Les autorités togolaises soulignent leur attachement constant aux principes de règlement pacifique des différends. Le respect du droit international et des instruments juridiques guide la position du pays. Le Togo demeure fidèle aux valeurs de bon voisinage et de coopération fraternelle entre États africains.
Le gouvernement se réserve le droit d’utiliser toutes les voies de recours disponibles pour défendre les intérêts nationaux. La position togolaise s’appuie sur des arguments juridiques solides et sur le respect des principes de justice et d’équité prônés par la Convention de 1982. Le pays dispose d’une équipe technique compétente pour plaider sa cause.
Le Togo aborde cette procédure d’arbitrage avec sérénité et détermination. Les autorités sont confiantes dans la solidité de leur dossier juridique. Le pays compte démontrer devant l’instance internationale le bien-fondé de ses revendications maritimes. Les principes du droit de la mer soutiendront la position togolaise.
Les relations bilatérales entre le Togo et le Ghana ne se limitent pas à ce différend frontalier. Les échanges commerciaux et la coopération dans de nombreux domaines continueront malgré cette procédure judiciaire. Le traitement de ce dossier dans un cadre juridique approprié permettra de préserver les liens historiques entre les deux peuples.
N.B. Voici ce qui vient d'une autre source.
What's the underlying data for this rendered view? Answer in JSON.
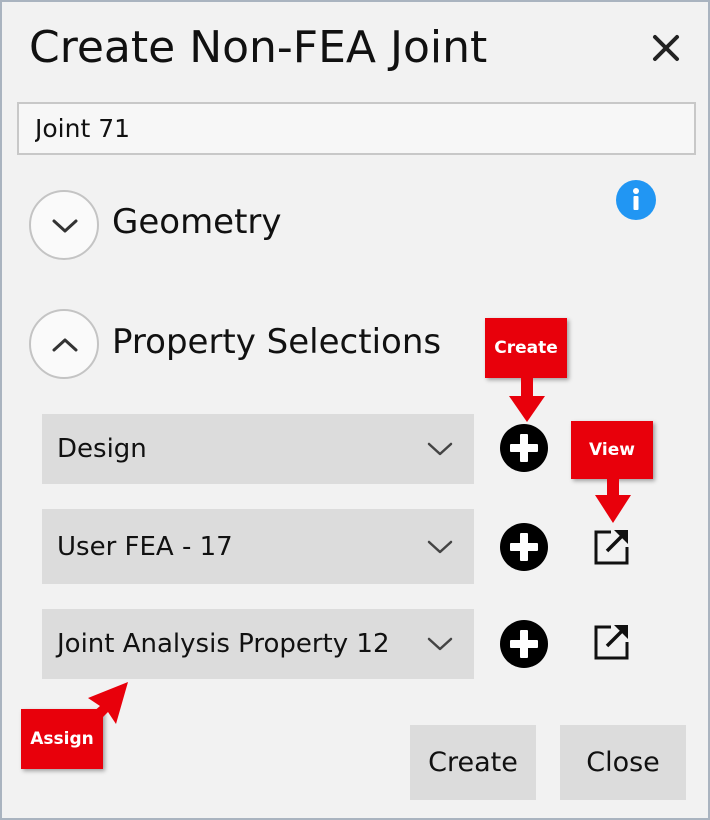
{
  "dialog": {
    "title": "Create Non-FEA Joint",
    "close_icon": "close-x-icon",
    "name_value": "Joint 71",
    "info_icon": "info-icon"
  },
  "sections": {
    "geometry": {
      "label": "Geometry",
      "state": "collapsed"
    },
    "property_selections": {
      "label": "Property Selections",
      "state": "expanded"
    }
  },
  "properties": [
    {
      "value": "Design"
    },
    {
      "value": "User FEA - 17"
    },
    {
      "value": "Joint Analysis Property 12"
    }
  ],
  "buttons": {
    "create": "Create",
    "close": "Close"
  },
  "annotations": {
    "create": "Create",
    "view": "View",
    "assign": "Assign"
  },
  "colors": {
    "dialog_bg": "#f2f2f2",
    "accent_info": "#2196f3",
    "annotation_red": "#e8000b"
  }
}
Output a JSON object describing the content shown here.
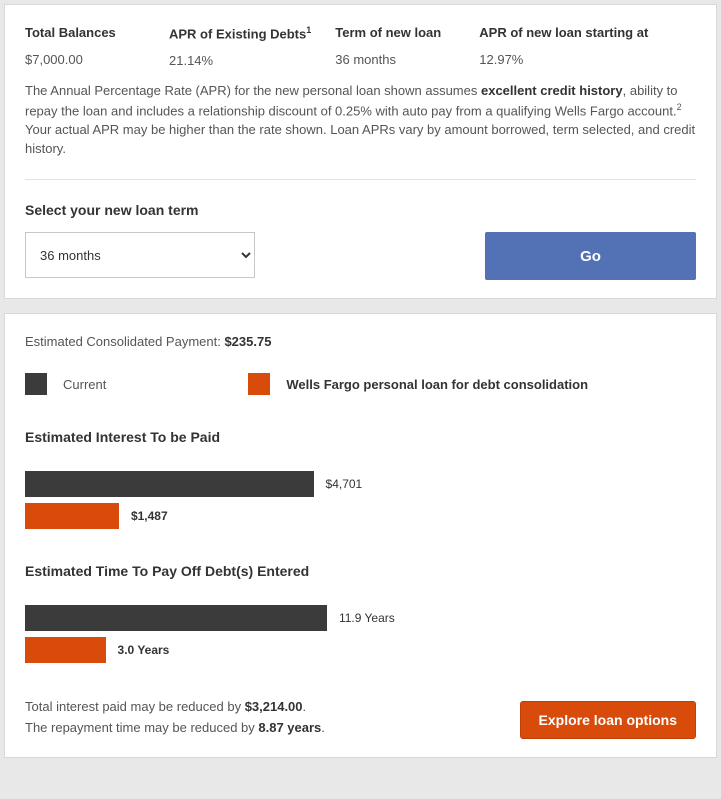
{
  "summary": {
    "cols": [
      {
        "hdr": "Total Balances",
        "val": "$7,000.00",
        "sup": ""
      },
      {
        "hdr": "APR of Existing Debts",
        "val": "21.14%",
        "sup": "1"
      },
      {
        "hdr": "Term of new loan",
        "val": "36 months",
        "sup": ""
      },
      {
        "hdr": "APR of new loan starting at",
        "val": "12.97%",
        "sup": ""
      }
    ]
  },
  "disclaimer": {
    "pre": "The Annual Percentage Rate (APR) for the new personal loan shown assumes ",
    "bold": "excellent credit history",
    "mid": ", ability to repay the loan and includes a relationship discount of 0.25% with auto pay from a qualifying Wells Fargo account.",
    "sup": "2",
    "post": " Your actual APR may be higher than the rate shown. Loan APRs vary by amount borrowed, term selected, and credit history."
  },
  "term": {
    "label": "Select your new loan term",
    "selected": "36 months",
    "go": "Go"
  },
  "results": {
    "est_label": "Estimated Consolidated Payment: ",
    "est_value": "$235.75",
    "legend": {
      "current": "Current",
      "wf": "Wells Fargo personal loan for debt consolidation"
    }
  },
  "chart_data": [
    {
      "type": "bar",
      "title": "Estimated Interest To be Paid",
      "series": [
        {
          "name": "Current",
          "value": 4701,
          "label": "$4,701",
          "color": "#3b3b3b",
          "width_pct": 43
        },
        {
          "name": "Wells Fargo personal loan",
          "value": 1487,
          "label": "$1,487",
          "color": "#d94b0a",
          "width_pct": 14
        }
      ]
    },
    {
      "type": "bar",
      "title": "Estimated Time To Pay Off Debt(s) Entered",
      "series": [
        {
          "name": "Current",
          "value": 11.9,
          "label": "11.9 Years",
          "color": "#3b3b3b",
          "width_pct": 45
        },
        {
          "name": "Wells Fargo personal loan",
          "value": 3.0,
          "label": "3.0 Years",
          "color": "#d94b0a",
          "width_pct": 12
        }
      ]
    }
  ],
  "footer": {
    "line1_pre": "Total interest paid may be reduced by ",
    "line1_val": "$3,214.00",
    "line1_post": ".",
    "line2_pre": "The repayment time may be reduced by ",
    "line2_val": "8.87 years",
    "line2_post": ".",
    "explore": "Explore loan options"
  }
}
Le communiqué gouvernemental du 25 février 2026 traduit la maturité de l’approche togolaise. Le pays accepte le recours à l’arbitrage tout en réaffirmant son attachement au dialogue entre nations africaines. Cette posture équilibrée témoigne de la responsabilité des autorités togolaises face aux enjeux régionaux.
La procédure d’arbitrage international fixera définitivement les limites maritimes entre les deux États. Le Togo se prépare à défendre avec vigueur ses droits légitimes devant cette instance. Les intérêts du pays et de ses populations côtières seront protégés tout au long de ce processus juridique.